The reminders in the text’s today are to be humble, to talk to the Lord, to hold on to the gospel, and have faith because God is faithful and will complete the work he has begun in each and every one of us.  

Scot Mcknight when teaching seminary said this: “Sometimes I ask students to read the prophets after they have read Paul’s letter to the Romans. Paul articulates theology and the prophets inform us that theology isn’t what it is supposed to be until it is lived. Of course, Paul says this, too, but sometimes it takes time with a prophet to know what the apostle is saying.”

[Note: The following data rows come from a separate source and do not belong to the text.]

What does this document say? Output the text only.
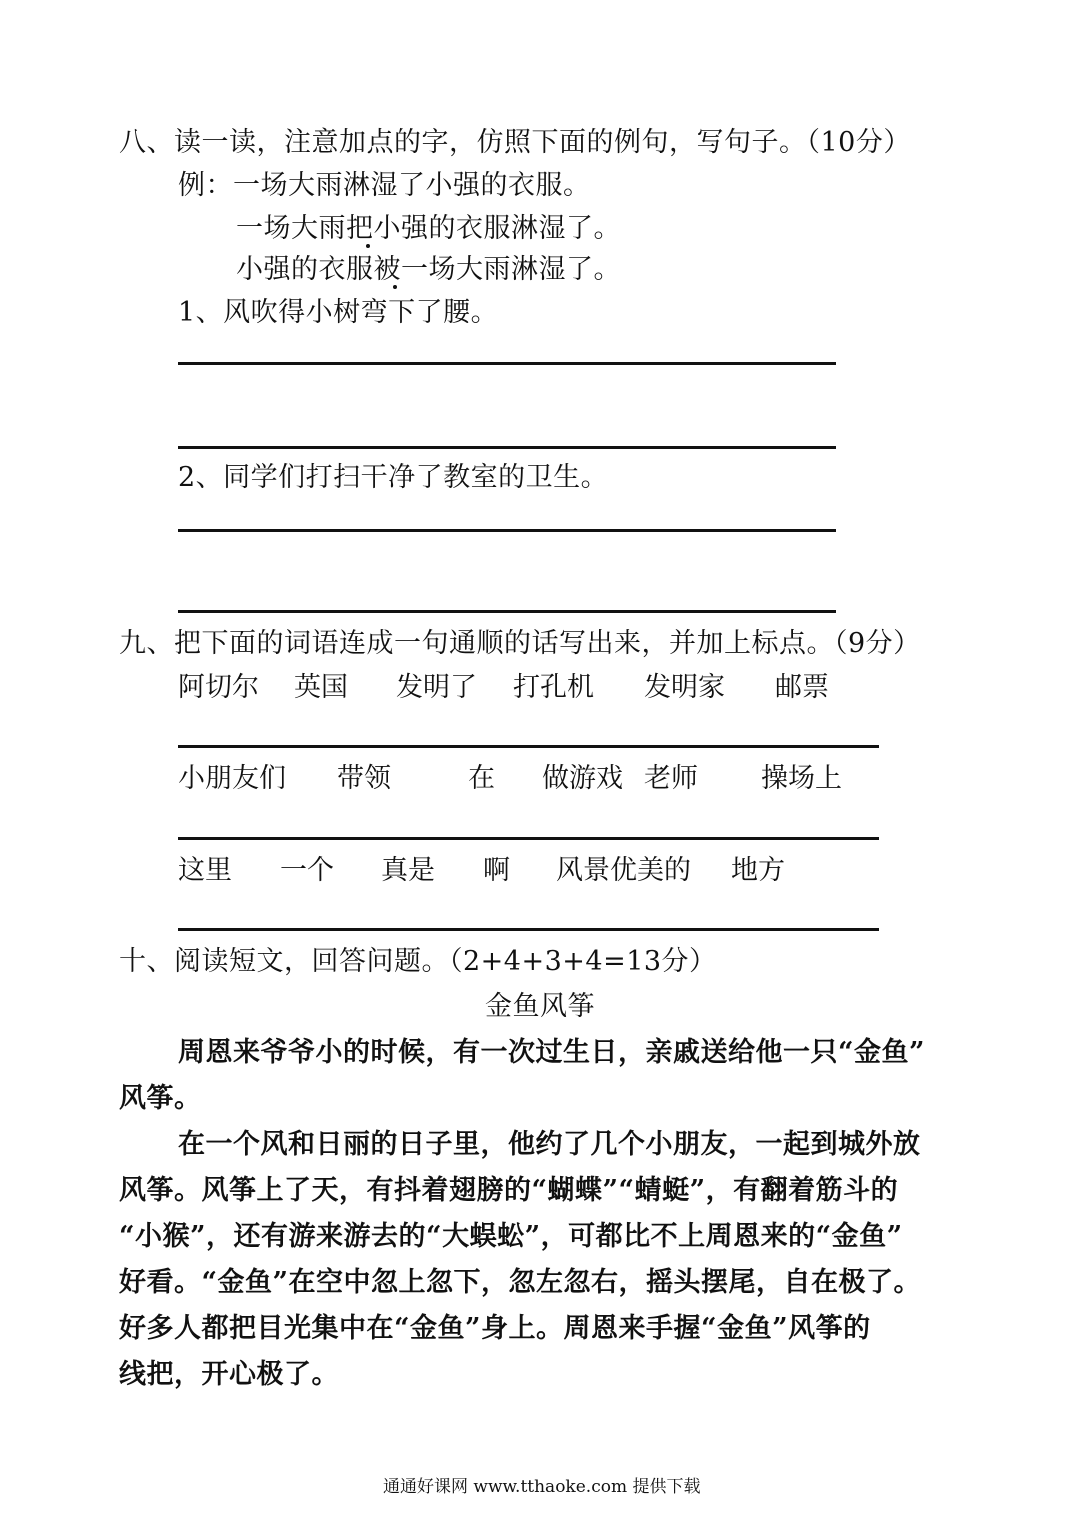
八、读一读，注意加点的字，仿照下面的例句，写句子。（10分）
例：一场大雨淋湿了小强的衣服。
一场大雨把小强的衣服淋湿了。
小强的衣服被一场大雨淋湿了。
1、风吹得小树弯下了腰。
2、同学们打扫干净了教室的卫生。
九、把下面的词语连成一句通顺的话写出来，并加上标点。（9分）
阿切尔 英国 发明了 打孔机 发明家 邮票
小朋友们 带领	在 做游戏 老师 操场上
这里 一个 真是 啊 风景优美的 地方
十、阅读短文，回答问题。（2+4+3+4=13分）
金鱼风筝
周恩来爷爷小的时候，有一次过生日，亲戚送给他一只“金鱼”
风筝。
在一个风和日丽的日子里，他约了几个小朋友，一起到城外放
风筝。风筝上了天，有抖着翅膀的“蝴蝶”“蜻蜓”，有翻着筋斗的
“小猴”，还有游来游去的“大蜈蚣”，可都比不上周恩来的“金鱼”
好看。“金鱼”在空中忽上忽下，忽左忽右，摇头摆尾，自在极了。
好多人都把目光集中在“金鱼”身上。周恩来手握“金鱼”风筝的
线把，开心极了。
通通好课网 www.tthaoke.com 提供下载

My challenge to all of us is to read any of Paul’s letter to the Romans and then go back and read any of the prophets. See for yourself how the gospel of grace has always been there. The good news that God sees and is at work to restore us to who we were meant to be, made in His image! But simply reading isn’t enough. We have to live it, go back and read some more and then walk it out some more. It is a lifelong and life changing conversation with the one who created us and knows and loves us too much to leave us incomplete and separate from Him and the rest of His creation. 

There is a beautiful comparison in the these texts. The disciples asked Jesus to increase their faith and Jesus spoke to them about humility. 

Habakkuk speaks to God about saving his people and God increases his faith.

Habakkuk got a lesson that is hard for us all to learn – that faith doesn’t mean there won’t be storms. Faith is a way to find meaning in a life where storms are inevitable. Amen.